Adepto a las ideas de la arquitectura emocional, Luis Barragán es uno de los primeros arquitectos mexicanos en los que podríamos reconocer una intención claramente interiorista. Con el uso de elementos como el agua, la iluminación o el color de sus espacios, Barragán buscó llegar a los sentidos y las emociones de quienes los habitaran. Al mismo tiempo, se dio a la tarea de identificar qué era lo contemporáneo y qué era lo mexicano, por lo que incluyó dentro de sus diseños procesos constructivos vernáculos, objetos tradicionales y artesanías, dando lugar a un estilo, no solo arquitectónico, sino también interior.
Partícipe de diversas obras de Luis Barragán y otros arquitectos relevantes del movimiento mexicano modernista, llegamos a una figura fundamental para la conformación del diseño de interiores y mobiliario en México: Clara Porset.
Cubana, con estudios en Estados Unidos y Europa, Clara Porset fue una mujer que logró conciliar la defensa de la artesanía tradicional y la modernidad. Como diseñadora, se encargó del desarrollo de mobiliario y arquitectura interior de proyectos como el Hotel Pierre Marqués en Acapulco, la casa de Tacubaya de Barragán –con la silla Butaque–, la casa de Cuernavaca y el multifamiliar “Presidente Miguel Alemán” de Mario Pani.
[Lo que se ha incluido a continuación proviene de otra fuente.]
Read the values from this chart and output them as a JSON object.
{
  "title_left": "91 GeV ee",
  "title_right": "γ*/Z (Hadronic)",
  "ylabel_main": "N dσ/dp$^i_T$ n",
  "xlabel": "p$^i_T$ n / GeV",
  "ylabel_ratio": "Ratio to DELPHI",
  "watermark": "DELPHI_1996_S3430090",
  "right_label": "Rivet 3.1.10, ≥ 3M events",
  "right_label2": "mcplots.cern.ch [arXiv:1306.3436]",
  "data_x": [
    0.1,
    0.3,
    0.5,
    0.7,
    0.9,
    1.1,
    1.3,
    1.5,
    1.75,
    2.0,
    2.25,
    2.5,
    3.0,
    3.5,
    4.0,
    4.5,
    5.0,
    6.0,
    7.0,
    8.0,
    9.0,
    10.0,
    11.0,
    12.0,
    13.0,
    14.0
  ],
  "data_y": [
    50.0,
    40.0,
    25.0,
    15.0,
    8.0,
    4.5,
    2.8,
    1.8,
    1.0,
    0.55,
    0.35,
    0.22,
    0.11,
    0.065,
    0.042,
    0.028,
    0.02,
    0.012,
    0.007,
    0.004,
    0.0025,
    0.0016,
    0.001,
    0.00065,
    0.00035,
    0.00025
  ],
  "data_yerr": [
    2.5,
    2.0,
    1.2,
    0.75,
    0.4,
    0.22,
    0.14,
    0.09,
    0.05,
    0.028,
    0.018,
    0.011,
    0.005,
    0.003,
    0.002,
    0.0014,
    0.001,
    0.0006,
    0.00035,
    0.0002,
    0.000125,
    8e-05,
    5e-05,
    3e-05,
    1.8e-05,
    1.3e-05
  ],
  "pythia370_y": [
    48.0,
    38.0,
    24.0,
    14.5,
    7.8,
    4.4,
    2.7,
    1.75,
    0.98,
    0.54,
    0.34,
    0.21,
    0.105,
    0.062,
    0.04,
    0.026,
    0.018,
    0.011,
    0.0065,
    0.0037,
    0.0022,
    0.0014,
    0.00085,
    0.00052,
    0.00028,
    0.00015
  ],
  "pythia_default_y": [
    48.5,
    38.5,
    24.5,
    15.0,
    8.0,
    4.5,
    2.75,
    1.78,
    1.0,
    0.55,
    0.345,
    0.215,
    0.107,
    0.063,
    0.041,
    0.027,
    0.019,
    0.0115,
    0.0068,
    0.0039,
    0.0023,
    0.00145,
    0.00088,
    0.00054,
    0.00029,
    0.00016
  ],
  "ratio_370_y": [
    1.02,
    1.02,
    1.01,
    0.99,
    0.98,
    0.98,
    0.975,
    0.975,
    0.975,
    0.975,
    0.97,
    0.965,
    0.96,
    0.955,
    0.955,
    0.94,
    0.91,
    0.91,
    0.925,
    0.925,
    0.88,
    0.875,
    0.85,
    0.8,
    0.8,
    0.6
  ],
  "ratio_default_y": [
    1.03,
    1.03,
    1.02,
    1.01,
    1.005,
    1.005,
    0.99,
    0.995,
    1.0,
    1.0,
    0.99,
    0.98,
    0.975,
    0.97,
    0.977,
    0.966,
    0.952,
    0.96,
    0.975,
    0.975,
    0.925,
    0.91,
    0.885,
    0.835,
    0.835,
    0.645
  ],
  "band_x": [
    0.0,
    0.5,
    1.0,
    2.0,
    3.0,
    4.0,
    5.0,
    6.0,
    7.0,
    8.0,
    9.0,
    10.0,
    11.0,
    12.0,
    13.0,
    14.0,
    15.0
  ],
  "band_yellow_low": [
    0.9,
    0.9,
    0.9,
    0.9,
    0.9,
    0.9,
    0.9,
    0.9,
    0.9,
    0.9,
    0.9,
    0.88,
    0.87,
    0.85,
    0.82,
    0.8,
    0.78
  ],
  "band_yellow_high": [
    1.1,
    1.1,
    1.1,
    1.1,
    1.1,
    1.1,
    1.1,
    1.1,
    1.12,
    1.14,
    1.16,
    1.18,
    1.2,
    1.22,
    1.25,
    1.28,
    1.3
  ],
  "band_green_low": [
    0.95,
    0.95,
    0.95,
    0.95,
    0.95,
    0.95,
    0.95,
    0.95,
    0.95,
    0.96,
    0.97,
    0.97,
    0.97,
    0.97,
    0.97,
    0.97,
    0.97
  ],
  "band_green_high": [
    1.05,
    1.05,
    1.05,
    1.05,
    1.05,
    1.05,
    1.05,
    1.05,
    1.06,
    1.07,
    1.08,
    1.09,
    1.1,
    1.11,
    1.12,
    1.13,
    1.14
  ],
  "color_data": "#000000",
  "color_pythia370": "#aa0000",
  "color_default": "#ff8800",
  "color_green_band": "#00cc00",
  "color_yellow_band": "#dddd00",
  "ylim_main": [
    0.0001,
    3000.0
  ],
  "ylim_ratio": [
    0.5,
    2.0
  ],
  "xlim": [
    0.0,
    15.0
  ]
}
Rescatando la riqueza cultural mexicana y defendiendo la idea de que la arquitectura es un arte vivo que modifica al que lo habita, Porset puso en práctica sus conocimientos en la producción industrial logrando, por un lado, transformar la visión sobre la tradición artesanal y, por otro, fundamentar el suelo desde el que despegaría el diseño interior en México.
Fuentes:
[1] Marta Valeria (2021) Arquitectura emocional: las casas de Luis Barragán, REDACCIÓN, Oi REaltor revisado en
https://www.oirealtor.com/noticias-inmobiliarias/arquitectura-emocional-casas-luis-barragan/
[2] Oscar Salinas Flores (1992) Historia del diseño industrial, reimp. 2005, México: Trillas.
[3] Enrique X. de Anda (2015) Historia de la arquitectura mexicana, 3ª ed., Barcelona: Gustavo Gili.